Which number will be on the top face of the dice when it reaches the green tile? The dice always rolls over an edge to an adjacent tile. The sum of the numbers on opposite faces of the dice is always 7.

12 Comments

  1. Mazie Malone June 10, 2025

    Good Morning Happy Tuesday, ☀️🌷

    I enjoyed the poem “What” the surprise ending, lol 🤣, not the direction I was expecting! 🤣🌷

    I want to know if the streaker in Willits was an unwell homeless person, or an individual who made a bet for some cash, times are tough so it is possible. More than likely the former not the latter was at play.

    Remember when 10 to 15 years ago, police would receive calls for weird behavior, it would be printed as an interaction, what the call was, what police did about it. I remember one particular one maybe about 10 years ago a man was bathing in the fountain in front of UPD and I believe it was during the day complete daylight they just went and talked to him and let him put his clothes back on told him to get the hell out of there and move on his way. Times sure have changed, not for the better either.

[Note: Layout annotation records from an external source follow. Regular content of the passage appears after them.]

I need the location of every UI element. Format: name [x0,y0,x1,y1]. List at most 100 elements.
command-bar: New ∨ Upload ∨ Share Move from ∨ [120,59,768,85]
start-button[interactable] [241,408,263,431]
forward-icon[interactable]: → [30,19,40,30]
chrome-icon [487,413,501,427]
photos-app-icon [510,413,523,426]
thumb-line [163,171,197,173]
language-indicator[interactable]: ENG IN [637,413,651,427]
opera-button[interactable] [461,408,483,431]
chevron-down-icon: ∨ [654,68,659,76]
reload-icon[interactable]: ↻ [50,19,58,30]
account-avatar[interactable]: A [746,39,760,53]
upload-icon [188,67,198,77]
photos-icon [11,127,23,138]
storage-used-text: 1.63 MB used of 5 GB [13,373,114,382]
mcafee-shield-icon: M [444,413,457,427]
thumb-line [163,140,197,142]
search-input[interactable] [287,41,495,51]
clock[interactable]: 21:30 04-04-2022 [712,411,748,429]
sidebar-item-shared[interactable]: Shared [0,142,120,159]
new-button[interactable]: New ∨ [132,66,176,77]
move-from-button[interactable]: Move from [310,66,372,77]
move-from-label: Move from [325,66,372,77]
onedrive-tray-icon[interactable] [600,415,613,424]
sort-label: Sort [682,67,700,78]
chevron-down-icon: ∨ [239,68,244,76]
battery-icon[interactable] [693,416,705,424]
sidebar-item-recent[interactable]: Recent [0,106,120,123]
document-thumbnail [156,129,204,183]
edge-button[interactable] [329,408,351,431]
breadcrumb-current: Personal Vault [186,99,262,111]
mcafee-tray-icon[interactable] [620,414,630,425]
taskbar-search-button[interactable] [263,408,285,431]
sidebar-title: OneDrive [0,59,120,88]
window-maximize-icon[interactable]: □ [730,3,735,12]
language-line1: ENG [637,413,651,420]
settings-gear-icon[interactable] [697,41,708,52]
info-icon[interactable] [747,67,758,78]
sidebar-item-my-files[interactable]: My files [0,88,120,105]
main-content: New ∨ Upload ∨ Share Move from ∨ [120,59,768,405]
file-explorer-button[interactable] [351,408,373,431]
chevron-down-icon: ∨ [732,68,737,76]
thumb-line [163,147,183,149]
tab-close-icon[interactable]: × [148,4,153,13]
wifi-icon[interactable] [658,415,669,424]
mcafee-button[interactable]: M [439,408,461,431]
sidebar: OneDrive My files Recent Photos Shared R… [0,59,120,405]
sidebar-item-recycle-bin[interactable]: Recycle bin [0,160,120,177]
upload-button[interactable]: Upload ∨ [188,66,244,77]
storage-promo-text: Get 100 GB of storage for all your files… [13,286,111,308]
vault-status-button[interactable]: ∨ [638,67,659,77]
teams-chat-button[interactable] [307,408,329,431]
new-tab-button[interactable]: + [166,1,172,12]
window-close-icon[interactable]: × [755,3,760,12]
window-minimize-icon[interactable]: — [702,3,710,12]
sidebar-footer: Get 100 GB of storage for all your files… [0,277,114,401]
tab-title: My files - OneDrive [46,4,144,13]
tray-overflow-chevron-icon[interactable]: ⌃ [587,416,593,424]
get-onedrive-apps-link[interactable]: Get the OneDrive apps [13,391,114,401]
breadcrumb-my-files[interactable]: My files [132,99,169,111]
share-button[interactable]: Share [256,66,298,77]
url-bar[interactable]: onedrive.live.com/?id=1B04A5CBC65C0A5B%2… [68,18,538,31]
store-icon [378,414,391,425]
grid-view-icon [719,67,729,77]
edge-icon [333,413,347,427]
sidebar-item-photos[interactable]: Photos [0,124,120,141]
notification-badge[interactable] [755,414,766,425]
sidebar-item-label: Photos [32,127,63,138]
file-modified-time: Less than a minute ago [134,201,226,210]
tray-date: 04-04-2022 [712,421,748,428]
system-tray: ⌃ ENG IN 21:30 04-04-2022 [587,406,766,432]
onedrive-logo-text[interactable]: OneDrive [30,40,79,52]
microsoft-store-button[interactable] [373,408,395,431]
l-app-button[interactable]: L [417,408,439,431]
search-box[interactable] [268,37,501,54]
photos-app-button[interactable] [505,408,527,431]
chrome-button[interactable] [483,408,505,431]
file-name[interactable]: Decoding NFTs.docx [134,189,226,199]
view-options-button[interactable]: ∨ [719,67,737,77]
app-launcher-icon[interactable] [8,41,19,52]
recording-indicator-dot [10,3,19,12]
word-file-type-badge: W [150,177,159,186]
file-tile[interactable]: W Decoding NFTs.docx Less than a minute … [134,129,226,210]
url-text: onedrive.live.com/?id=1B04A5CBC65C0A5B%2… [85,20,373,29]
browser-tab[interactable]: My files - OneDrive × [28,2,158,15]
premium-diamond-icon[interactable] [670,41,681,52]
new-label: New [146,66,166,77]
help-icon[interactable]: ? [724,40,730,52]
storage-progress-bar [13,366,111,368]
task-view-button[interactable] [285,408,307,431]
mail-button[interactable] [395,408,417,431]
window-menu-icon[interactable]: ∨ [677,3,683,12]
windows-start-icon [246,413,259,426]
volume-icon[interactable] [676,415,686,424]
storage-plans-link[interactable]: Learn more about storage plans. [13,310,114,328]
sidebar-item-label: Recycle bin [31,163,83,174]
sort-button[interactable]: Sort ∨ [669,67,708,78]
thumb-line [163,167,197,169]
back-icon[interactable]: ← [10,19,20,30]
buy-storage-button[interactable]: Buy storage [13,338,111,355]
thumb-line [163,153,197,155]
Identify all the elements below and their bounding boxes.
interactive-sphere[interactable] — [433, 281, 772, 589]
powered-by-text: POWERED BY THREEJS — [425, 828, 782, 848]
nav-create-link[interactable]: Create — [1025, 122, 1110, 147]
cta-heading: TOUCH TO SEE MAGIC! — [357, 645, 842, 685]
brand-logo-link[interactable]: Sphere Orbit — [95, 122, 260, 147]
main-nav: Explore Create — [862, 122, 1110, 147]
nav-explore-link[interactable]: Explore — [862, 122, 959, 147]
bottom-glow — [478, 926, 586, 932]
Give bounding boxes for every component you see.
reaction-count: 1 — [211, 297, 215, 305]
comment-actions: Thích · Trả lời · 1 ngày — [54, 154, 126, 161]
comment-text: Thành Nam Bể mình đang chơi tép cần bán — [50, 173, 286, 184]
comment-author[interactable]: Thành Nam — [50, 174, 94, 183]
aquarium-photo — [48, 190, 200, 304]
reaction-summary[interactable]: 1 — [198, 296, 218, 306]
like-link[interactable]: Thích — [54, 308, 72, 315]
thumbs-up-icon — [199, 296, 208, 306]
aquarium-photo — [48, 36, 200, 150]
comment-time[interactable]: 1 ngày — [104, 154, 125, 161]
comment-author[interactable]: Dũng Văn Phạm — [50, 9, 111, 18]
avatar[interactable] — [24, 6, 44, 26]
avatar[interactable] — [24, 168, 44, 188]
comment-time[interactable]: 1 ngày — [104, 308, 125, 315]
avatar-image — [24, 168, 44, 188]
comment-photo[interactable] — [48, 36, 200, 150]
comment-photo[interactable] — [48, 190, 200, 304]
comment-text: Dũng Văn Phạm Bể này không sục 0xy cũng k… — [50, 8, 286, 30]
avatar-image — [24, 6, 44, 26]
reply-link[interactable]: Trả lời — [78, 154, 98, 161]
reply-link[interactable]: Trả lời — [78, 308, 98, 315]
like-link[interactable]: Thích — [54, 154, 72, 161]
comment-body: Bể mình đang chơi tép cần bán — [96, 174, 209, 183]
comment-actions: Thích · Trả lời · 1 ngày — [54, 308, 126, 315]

    I was very sad to hear about the man who was shot in Willits the other day. Story on the street is again Mental Illness, Family, stating things not as reported, but in these situations, if it is in fact, a case of mental illness, my question is always how many times did the loved ones and family call for help and assistance? 🥲🤔💕

  2. Rick Swanson June 10, 2025

    1

    • Norm Thurston June 10, 2025

      Me too.

  3. George Hollister June 10, 2025

    We are at a steady state with a continuum of Trump doing illegal things while Democrats are saying and doing stupid things.

    • Kirk Vodopals June 10, 2025

      A steady state of bullshit…

  4. gary smith June 10, 2025

    one

    I had to make a sketch at each corner. If anyone can do this all in their head, much respect.

  5. Craig Stehr June 10, 2025

    Just sitting here on a public computer at the Martin Luther King Jr. Public Library in Washington, D.C. Spent the earlier part of the day at the William R. Thomas Memorial Anti-Nuclear Vigil across from the White House, in Lafayette Park. Many tourists come by to chat and take photos. As ever, my emphasis is on practicing spiritually together and thus realizing the Oneness, and then civil harmony may be achieved. There isn’t any other “solution”; whether it is the middle east conflicts, global climate destabilization, economic chaos, or the general absurdity of postmodernism, which does not even have a spiritual purpose! How more profoundly stupid can it get, than the current situation in the American experiment with freedom and democracy? I am ready to leave the homeless shelter in Washington, D.C., having no further reason to be there. Got housing? Can I get some cooperation to get the hell out of Chocolate City, and return to northern California? Thank you.
    Craig Louis Stehr
    Adam’s Place Homeless Shelter
    2210 Adams Place NE #1
    Washington, D.C. 20018
    Telephone Messages: (202) 832-8317
    Email: [email protected]
    June 10th, 2025 A.D.

  6. Falcon June 10, 2025

    CRAIG’S MISSION permission to inform

    I wrote to Craig, this a.m. concerned the White House can see him from across the street 🥸.

    Craig replies:

    ‘Was just at the D.C. Peace Vigil an hour ago…waved hello to the sniper on the White House roof, (who has in the past come over and hung out with us). No problem! 🙂

    • Norm Thurston June 10, 2025

      Best thing I have read today.

  7. Falcon June 10, 2025

    Zero consideration has been given to our physical, mental, spiritual, and psychological wellbeing, lately, and THAT is what matters❗

  8. Cotdbigun June 10, 2025

    Joe Matthews,
    Iilhan Omar: A few people did some things on 9-11
    Joe: A few anarchists threw some things.WTF
    Rioters (peacefull protesters if you ignore your lying eyes) held up mexican flags to protest people being shipped to……..🇲🇽
    Support the country that you live in or
    Live in the country that you support.